でも気付かれなきゃいいか。最悪無の指輪使って姿消しても良いしな。

んじゃお言葉に甘えて入らせてもらうか。


俺達はそのまま扉を開いて入っていく。


「おいおい!マジか!!あんちゃん、化け物かよ!?」


ん?どうかしたのかな?少し扉が重かったが、誤差の範囲だ。気にせず行こう。


そこは洞窟の中なのに、別世界が広がっていた。集落ではなく、街。そう街だ。街並みは獣人族の王都と同じようになっている。

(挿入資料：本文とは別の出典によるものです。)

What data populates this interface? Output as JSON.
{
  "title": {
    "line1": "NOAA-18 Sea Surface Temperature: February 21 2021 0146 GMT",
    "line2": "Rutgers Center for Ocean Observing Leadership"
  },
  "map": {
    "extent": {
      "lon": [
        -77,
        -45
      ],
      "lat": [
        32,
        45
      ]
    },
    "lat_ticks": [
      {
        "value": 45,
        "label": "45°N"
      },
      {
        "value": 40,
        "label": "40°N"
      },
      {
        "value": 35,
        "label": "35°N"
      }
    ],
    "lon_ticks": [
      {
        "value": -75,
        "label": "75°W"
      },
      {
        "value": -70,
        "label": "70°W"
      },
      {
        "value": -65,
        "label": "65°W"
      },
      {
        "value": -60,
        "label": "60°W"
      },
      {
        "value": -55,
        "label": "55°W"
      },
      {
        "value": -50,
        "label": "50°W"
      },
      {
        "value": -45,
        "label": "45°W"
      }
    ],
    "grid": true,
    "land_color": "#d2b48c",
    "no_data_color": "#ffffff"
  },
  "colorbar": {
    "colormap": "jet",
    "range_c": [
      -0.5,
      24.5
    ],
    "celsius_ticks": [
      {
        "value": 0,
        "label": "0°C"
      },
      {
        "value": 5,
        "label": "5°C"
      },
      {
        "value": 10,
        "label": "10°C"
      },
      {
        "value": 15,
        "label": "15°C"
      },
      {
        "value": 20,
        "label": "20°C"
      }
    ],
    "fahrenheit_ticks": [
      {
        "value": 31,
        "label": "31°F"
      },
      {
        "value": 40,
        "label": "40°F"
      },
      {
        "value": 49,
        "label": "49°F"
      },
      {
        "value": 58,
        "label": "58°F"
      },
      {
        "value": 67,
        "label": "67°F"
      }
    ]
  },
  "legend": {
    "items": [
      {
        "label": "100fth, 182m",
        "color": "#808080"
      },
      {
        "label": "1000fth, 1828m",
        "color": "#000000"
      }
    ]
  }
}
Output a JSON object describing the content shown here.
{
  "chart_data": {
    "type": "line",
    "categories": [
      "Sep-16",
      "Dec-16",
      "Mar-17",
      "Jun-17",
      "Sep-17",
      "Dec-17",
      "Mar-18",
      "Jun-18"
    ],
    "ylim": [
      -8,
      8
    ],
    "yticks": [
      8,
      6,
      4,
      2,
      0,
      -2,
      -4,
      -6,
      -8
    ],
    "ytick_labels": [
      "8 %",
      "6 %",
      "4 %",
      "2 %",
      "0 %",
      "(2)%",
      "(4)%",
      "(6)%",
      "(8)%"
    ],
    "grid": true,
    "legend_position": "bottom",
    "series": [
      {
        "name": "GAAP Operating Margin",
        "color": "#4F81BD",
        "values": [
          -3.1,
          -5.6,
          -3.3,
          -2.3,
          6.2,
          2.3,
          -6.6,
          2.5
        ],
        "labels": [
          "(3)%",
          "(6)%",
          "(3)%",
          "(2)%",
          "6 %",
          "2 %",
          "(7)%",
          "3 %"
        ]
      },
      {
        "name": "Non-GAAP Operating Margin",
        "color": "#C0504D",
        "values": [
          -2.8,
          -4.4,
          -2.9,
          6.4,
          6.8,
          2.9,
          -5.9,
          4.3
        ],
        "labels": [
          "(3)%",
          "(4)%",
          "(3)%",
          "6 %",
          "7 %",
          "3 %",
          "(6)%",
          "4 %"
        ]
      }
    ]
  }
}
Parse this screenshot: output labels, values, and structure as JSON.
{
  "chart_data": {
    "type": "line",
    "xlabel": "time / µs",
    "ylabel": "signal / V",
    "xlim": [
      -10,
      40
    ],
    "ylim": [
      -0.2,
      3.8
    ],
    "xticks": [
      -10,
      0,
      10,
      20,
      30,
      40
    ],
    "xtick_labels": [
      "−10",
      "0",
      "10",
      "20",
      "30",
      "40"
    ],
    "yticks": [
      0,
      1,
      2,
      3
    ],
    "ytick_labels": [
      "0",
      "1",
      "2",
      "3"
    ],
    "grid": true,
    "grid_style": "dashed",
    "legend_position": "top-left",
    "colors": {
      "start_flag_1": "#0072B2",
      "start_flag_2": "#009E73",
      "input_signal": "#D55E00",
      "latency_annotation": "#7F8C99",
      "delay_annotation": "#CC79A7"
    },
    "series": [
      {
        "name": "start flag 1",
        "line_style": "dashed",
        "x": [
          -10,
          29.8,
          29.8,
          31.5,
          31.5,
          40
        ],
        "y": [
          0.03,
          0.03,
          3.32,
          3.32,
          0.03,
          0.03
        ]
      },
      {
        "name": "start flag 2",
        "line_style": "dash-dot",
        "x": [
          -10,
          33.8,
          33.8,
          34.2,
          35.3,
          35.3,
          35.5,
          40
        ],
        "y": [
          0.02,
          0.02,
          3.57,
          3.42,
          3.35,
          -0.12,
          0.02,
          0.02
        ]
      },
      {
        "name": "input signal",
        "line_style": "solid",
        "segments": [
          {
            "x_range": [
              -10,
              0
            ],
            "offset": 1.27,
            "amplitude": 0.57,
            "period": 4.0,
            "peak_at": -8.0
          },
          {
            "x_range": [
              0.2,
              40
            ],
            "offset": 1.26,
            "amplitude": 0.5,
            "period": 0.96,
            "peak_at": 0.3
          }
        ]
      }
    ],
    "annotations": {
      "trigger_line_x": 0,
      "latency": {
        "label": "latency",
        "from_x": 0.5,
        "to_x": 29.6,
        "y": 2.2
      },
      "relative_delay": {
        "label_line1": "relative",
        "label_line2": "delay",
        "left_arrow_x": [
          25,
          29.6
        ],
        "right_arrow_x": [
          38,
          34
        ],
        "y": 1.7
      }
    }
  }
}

しかし街の中心の上はくり抜かれ空が見える。驚きつつも鍛冶屋を探す。


街の中心に大きな煙突のある大きな建物があった。そこに入る。中には見た事も無い武器が並んでいる。鑑定しようとすると


「おい、何しに来た!!用があるならさっさと言え!!」


ずんぐりむっくりの毛むらじゃの男が声を掛けてきた。商売する気無しだな、こりゃ。


『鍛冶場を借りたいのだが、貸してくれないか?』


「はあ!?お前バカか?鍛冶場は俺たちの魂なんだよ!!それを簡単に貸せる訳ないだろうが!!帰れ!!何も分かってない若造がー!!」


うっわー、凄い剣幕で怒られてるー。

小さいのに迫力あるなー。


『ならこの鉱石で武器を作ってくれないか?金ならある。出来るか?』

俺は指輪からオリハルコンを出す。


「お前みたいな何も知らねえ若造の仕事なんて受けるかよ!!帰れ!!こんなチンケな鉱石持ってかえりや・・・が・・・」


ドワーフは鉱石を掴み俺に投げつけようとした時に鉱石を見た。そしてもう一度見る。

見事な2度見だ。手本になるな。


「お、おい、若造よ。これもしかしてオリハルコン鉱石か?」


『そうだが?他にもこんな物もあるぞ』

俺は更にエンシャントドラゴンの皮と鱗、聖樹の枝、中級ダンジョンで手に入れたアダマンタイト鉱石とミスリル鉱石も出す。


謎の鉱石は鑑定したらアダマンタイトだったんだよな。


「ぐおぉぉぉー、何じゃー!!

すんばらし過ぎるぞーー!!!」


ドワーフはテンションマックスで叫んでいる。


「おい、若造!!お前これで武器を作るつもりだったのか!!」


『ああ、武器や防具だな』


「こいつらを鍛冶出来るのか!?

分かった!この鍛冶場を貸してやろう!しかし条件がある!!」


『なんだ?』


「余った分で少量でも構わん!そこにある物を貰えんだろうか?」


『別に構わんぞ。まだあるしな。』


「なんと、まだ持っているのか!?」


『交渉成立だな。使わせて貰って良いか?』


「すまんがもう一つだけ。条件ではないのだが、出来た物を見せてくれんか?」


『ああ、構わない。が、こちらの都合で見せたくない物は見せないが、それでも良いか?』


「うむ、構わん!よろしく頼む!」


交渉は成立したので、俺は奥の鍛冶場へと進んだ。